Caudal vertebrae of Haplocanthosaurus delfsi

August 12, 2018

Tired of Haplo caudals yet? No? Good – me neither. Not by a long shot.

Above is McIntosh and Williams (1988: fig. 10) showing the rearticulated and partially reconstructed tail of CMNH 10380, the holotype and only known specimen of Haplocanthosaurus delfsi, in right anterolateral oblique view. It’s not an original, I plucked it from a PDF scan of the paper. Probably an original reprint would be a lot more clear.
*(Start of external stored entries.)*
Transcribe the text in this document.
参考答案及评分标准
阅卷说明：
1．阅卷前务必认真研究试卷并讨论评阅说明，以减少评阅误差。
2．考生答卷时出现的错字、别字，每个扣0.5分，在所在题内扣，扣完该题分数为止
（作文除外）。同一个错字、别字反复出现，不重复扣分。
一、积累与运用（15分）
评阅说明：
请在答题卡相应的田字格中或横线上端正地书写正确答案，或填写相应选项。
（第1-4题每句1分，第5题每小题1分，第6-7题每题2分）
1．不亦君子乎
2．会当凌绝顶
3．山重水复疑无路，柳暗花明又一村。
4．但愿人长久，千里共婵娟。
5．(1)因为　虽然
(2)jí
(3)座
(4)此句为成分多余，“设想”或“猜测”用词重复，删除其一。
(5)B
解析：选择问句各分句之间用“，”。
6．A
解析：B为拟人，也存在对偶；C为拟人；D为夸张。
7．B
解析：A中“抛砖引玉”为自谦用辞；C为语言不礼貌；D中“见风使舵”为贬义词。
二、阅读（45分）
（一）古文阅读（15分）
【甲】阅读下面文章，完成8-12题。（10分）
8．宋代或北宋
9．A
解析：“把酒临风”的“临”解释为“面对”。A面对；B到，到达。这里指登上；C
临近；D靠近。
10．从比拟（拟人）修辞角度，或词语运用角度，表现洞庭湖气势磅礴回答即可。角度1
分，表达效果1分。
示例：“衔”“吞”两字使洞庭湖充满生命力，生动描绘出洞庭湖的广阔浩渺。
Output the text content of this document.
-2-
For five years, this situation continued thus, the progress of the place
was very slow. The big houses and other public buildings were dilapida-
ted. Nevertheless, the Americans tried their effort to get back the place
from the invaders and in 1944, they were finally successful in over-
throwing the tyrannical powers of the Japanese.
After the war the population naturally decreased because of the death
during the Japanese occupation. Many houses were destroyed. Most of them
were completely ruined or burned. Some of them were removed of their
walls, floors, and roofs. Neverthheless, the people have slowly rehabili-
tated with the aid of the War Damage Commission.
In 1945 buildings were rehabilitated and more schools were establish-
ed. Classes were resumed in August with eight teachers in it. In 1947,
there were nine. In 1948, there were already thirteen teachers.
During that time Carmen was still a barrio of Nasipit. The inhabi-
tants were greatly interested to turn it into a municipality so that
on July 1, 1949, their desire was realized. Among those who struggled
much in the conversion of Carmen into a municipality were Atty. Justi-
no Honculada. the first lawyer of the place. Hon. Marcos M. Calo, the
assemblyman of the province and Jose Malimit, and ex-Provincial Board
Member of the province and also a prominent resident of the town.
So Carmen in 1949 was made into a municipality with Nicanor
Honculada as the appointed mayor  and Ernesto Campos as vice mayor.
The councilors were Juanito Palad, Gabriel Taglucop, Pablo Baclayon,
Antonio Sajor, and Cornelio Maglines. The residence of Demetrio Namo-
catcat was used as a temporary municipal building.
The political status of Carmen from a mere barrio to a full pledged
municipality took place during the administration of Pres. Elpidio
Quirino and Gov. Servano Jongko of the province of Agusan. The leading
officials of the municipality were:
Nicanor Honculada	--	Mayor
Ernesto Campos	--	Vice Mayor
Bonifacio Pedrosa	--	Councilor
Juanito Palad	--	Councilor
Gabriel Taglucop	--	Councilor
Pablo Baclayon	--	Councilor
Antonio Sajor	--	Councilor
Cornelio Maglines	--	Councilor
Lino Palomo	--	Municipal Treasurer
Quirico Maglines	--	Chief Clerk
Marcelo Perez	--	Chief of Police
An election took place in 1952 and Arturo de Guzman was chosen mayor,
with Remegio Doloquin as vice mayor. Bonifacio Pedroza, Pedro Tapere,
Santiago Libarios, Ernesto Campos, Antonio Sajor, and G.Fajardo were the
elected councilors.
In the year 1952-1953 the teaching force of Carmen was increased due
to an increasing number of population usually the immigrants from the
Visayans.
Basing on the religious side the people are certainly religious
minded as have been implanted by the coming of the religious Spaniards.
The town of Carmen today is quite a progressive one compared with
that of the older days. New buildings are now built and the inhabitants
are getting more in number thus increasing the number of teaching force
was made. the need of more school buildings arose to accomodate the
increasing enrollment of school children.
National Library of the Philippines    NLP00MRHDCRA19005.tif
In hopes of seeing more, I cropped out the background and tweaked the contrast:

The first 14 caudals are real, the rest are sculpted replicas. You can tell in the photo because the thickness of the supporting rods drops sharply between caudals 14 and 15. That’s not my original observation, McIntosh and Williams pointed it out.

Conclusion? It looks like a pretty good Haplo tail. The first caudal has big, plate-like caudal ribs, which grade rapidly into the normal laterally-projecting stumps in succeeding vertebrae. Caudal 1 also has a distinctly tall, backwardly-curved neural spine, which grades into shorter, straighter spines very rapidly as well. It’s as if the first caudal is built on a typical diplodocoid plan, but the rest are simple non-neosauropod or basal macronarian caudals and they have to switch over as quickly as possible. Both of those shifts happen in the first few caudals in the other Haplo tails, too, with some minor variation among specimens.

I’m sure I’ll have more to say about this specimen in the future, but I’m attending the Flugsaurier conference in LA this weekend so my head is in the clouds. Hope you’re having half as much fun.

Reference

  • McIntosh, J.S., and Williams, M. E. 1988. A new species of sauropod dinosaur, Haplocanthosaurus delfsi sp. nov., form the Upper Jurassic Morrison Fm. of Colorado. Kirtlandia 43:3-26.

3 Responses to “Caudal vertebrae of Haplocanthosaurus delfsi

  1. Mike Taylor Says:

    “It’s as if the first caudal is built on a typical diplodocoid plan, but the rest are simple non-neosauropod or basal macronarian caudals and they have to switch over as quickly as possible.”

    I would have put this the other way around. After the big split at the base of Neosauropoda, one group was trying to evolve into diplodocids as quickly as it could. Haplocanthosaurus got to that game early, and started doing it from the ass backwards. The diplodocoidification proceeded caudally from there.

  2. Matt Wedel Says:

    Yup, that’s a better way of putting it. Like Haplo was trying to get its diplodocoid suit on, but only managed to get the first caudal all diplo-ed up. Total Friday job, worth exactly one lousy node of diplodocoideation.

    Still better than one node of macronariannnnnope. I’m looking at you, Camarasaurus!

    Just kidding, Cam. No-one is looking at you.

  3. Mike Taylor Says:

    Two good solid LLOLs in one comment, there.